Objective to review all published papers examining medical diagnosis of Ogilvie's syndrome and pregnancy with a view to assessing the implications of the diagnosis and the condition itself for childbearing women, midwives and medical practitioners. Design systematic review. Search strategy MEDLINE, CINAHL, EMBASE, Web of Science and Cochrane databases were searched from 1950 to 2006 inclusive. Papers were read by two independent researchers and selected if they informed the link between Ogilvie's syndrome and childbearing or were concerned with other aspects of maternal mortality. Findings 23 papers fulfilled the selection criteria and were of a suitable standard.

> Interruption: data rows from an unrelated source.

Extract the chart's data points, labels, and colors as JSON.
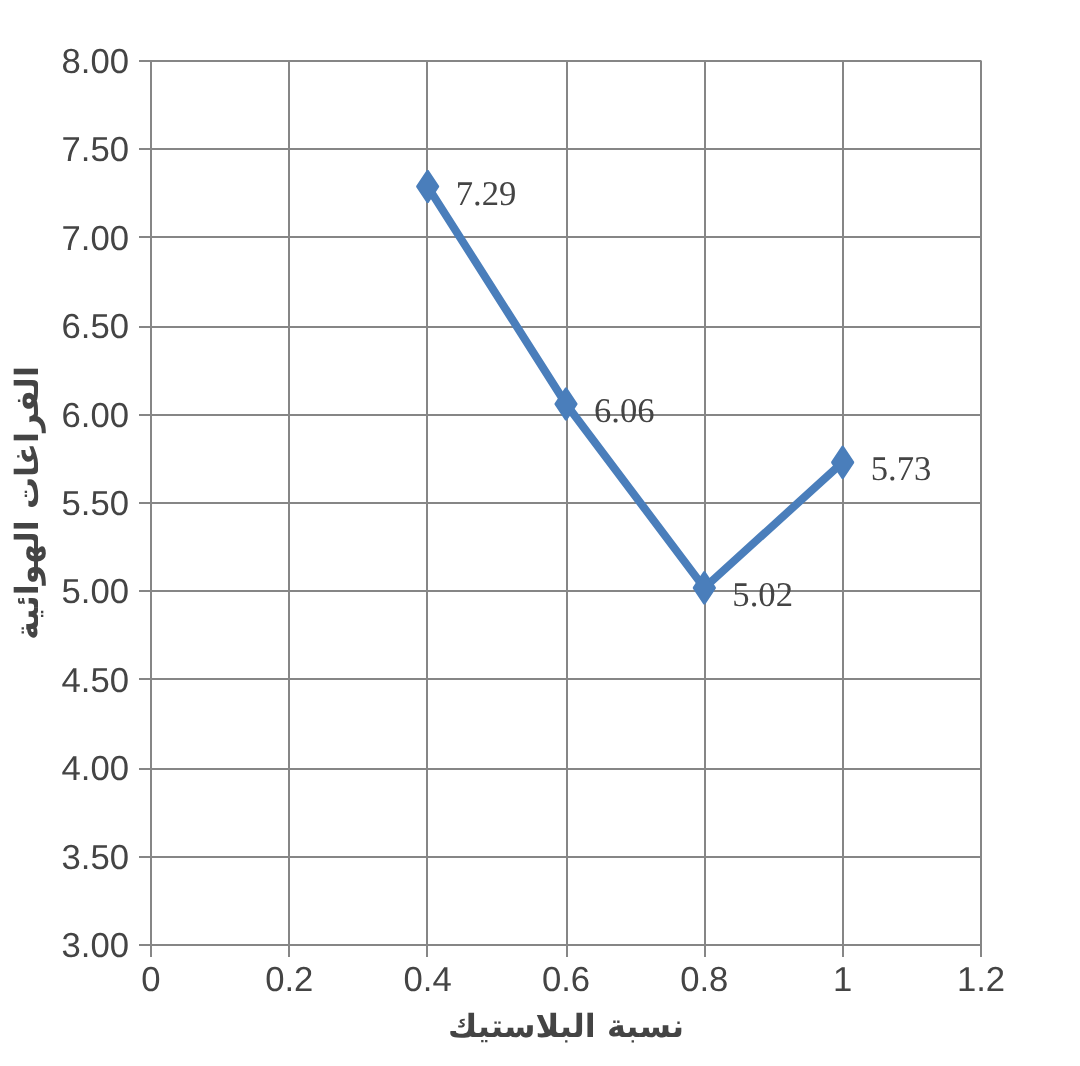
{
  "chart_data": {
    "type": "line",
    "xlabel": "نسبة البلاستيك",
    "ylabel": "الفراغات الهوائية",
    "x": [
      0.4,
      0.6,
      0.8,
      1
    ],
    "series": [
      {
        "color": "#4a7ebb",
        "values": [
          7.29,
          6.06,
          5.02,
          5.73
        ]
      }
    ],
    "data_labels": true,
    "marker": "diamond",
    "line_style": "solid",
    "grid": true,
    "xlim": [
      0,
      1.2
    ],
    "xticks": [
      0,
      0.2,
      0.4,
      0.6,
      0.8,
      1,
      1.2
    ],
    "ylim": [
      3,
      8
    ],
    "yticks": [
      {
        "value": 3,
        "label": "3.00"
      },
      {
        "value": 3.5,
        "label": "3.50"
      },
      {
        "value": 4,
        "label": "4.00"
      },
      {
        "value": 4.5,
        "label": "4.50"
      },
      {
        "value": 5,
        "label": "5.00"
      },
      {
        "value": 5.5,
        "label": "5.50"
      },
      {
        "value": 6,
        "label": "6.00"
      },
      {
        "value": 6.5,
        "label": "6.50"
      },
      {
        "value": 7,
        "label": "7.00"
      },
      {
        "value": 7.5,
        "label": "7.50"
      },
      {
        "value": 8,
        "label": "8.00"
      }
    ]
  }
}
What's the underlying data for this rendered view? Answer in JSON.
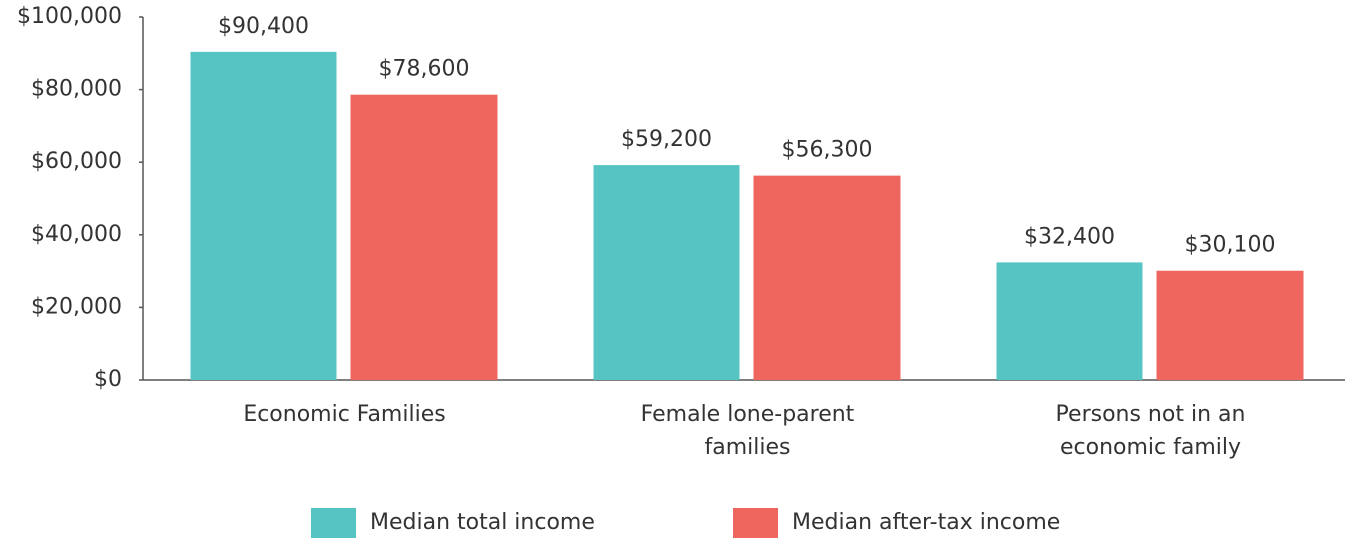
{
  "chart_data": {
    "type": "bar",
    "categories": [
      "Economic Families",
      "Female lone-parent families",
      "Persons not in an economic family"
    ],
    "series": [
      {
        "name": "Median total income",
        "color": "#57c4c4",
        "values": [
          90400,
          59200,
          32400
        ],
        "value_labels": [
          "$90,400",
          "$59,200",
          "$32,400"
        ]
      },
      {
        "name": "Median after-tax income",
        "color": "#ee665e",
        "values": [
          78600,
          56300,
          30100
        ],
        "value_labels": [
          "$78,600",
          "$56,300",
          "$30,100"
        ]
      }
    ],
    "ylim": [
      0,
      100000
    ],
    "yticks": [
      {
        "value": 0,
        "label": "$0"
      },
      {
        "value": 20000,
        "label": "$20,000"
      },
      {
        "value": 40000,
        "label": "$40,000"
      },
      {
        "value": 60000,
        "label": "$60,000"
      },
      {
        "value": 80000,
        "label": "$80,000"
      },
      {
        "value": 100000,
        "label": "$100,000"
      }
    ],
    "legend": "bottom"
  }
}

Inconsistencies in relation to the diagnosis of Ogilvie's syndrome were noted, and an increase in maternal deaths from this condition was reported up to 2002. Key conclusions this paper highlights the strengths and weaknesses of medical diagnosis, as exemplified by Ogilvie's syndrome. The scientific basis of diagnoses such as Ogilvie's syndrome may deserve attention. This diagnosis has been shown to be unstable, both in temporal and aetiological terms. The midwifery and nursing reaction to the abrupt appearance of this condition is, at best, unfortunate. The attribution of blame to midwifery practices is deserving of a more robust response. Implications for practice there may be clinical implications of the diagnosis of Ogilvie's syndrome for other aspects of maternity (including any nursing) care. A particularly significant area is the widely recognised increase in the caesarean rate with which Ogilvie's syndrome has been closely linked.